Runbook 5: MetalLB BGP Session Down

# Check speaker pod logs
kubectl logs -n metallb-system -l component=speaker | grep -i bgp

# Check BGP peer status
kubectl exec -n metallb-system speaker-xxxx -- gobgp neighbor

# Common causes:
# - Router ASN mismatch: check BGPPeer spec.peerASN
# - MD5 auth mismatch: check BGPPeer spec.password
# - Firewall blocking TCP 179 between nodes and router
#   Test: kubectl exec speaker-xxxx -- nc -zv router-ip 179
# - Router prefix limit exceeded: router rejecting BGP updates
# - MTU mismatch on the BGP session interface

# Check MetalLB logs for specific error
kubectl logs -n metallb-system -l app=metallb,component=speaker -f | grep -i "peer\|error\|bgp"

Best Practices

Use target-type: ip on AWS (VPC CNI) and NEGs on GKE — direct pod routing eliminates the extra kube-proxy hop, preserves source IPs, and reduces latency by 30–50% for short-lived connections.
Set externalTrafficPolicy: Local only when pods are spread evenly — uneven pod distribution causes severe load imbalance under Local policy.

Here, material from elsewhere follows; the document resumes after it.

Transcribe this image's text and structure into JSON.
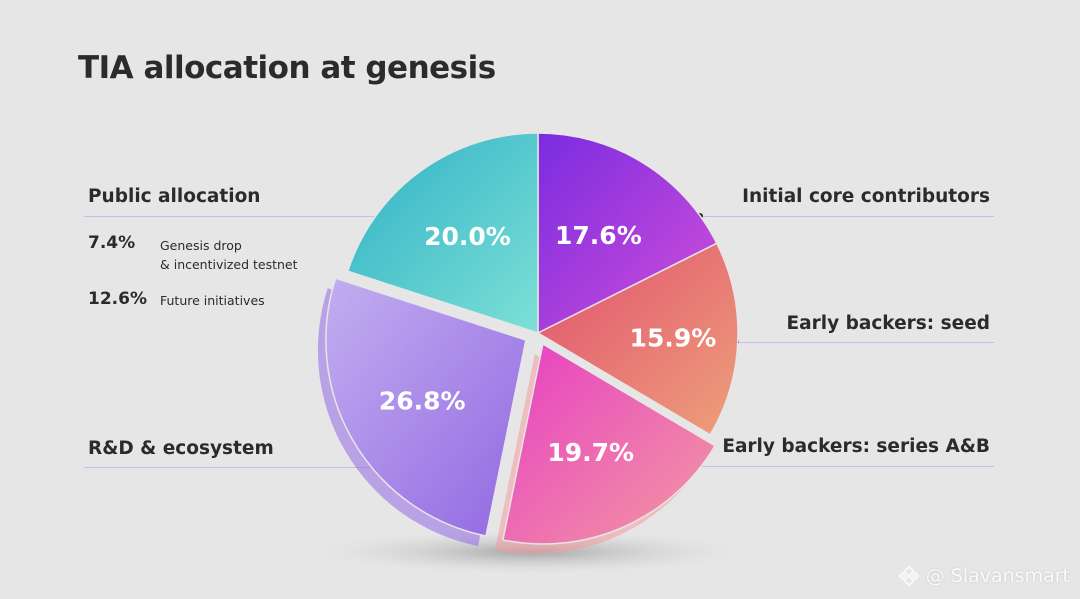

Pair with topologySpreadConstraints to ensure uniform pod distribution.
Configure connection draining for every production service — add a preStop sleep and set terminationGracePeriodSeconds longer than the LB drain timeout. The formula: terminationGracePeriodSeconds > LB_drain + preStop_sleep + app_shutdown_time.
Use IPVS mode with lc or wrr for heterogeneous workloads — iptables round-robin distributes connections uniformly but ignores pod load. IPVS least-connection routes to the least-loaded pod.
Use trafficDistribution: PreferClose for multi-zone cost reduction — keeping traffic in-zone reduces cross-zone data transfer costs significantly on AWS, GCP, and Azure.
Test health check paths under load — cloud LBs use health checks to decide which nodes receive traffic. If your health check path is slow under load, nodes are falsely marked unhealthy and the LB oscillates.
For bare metal: BGP mode MetalLB over L2 mode — L2 mode has a single-node bottleneck and slower failover. BGP mode provides true ECMP distribution and sub-second failover via BGP withdraw.
Restrict externalIPs usage via RBAC or webhook — externalIPs is a privilege escalation vector (CVE-2020-8554). Use ValidatingWebhookConfiguration to block it in multi-tenant clusters.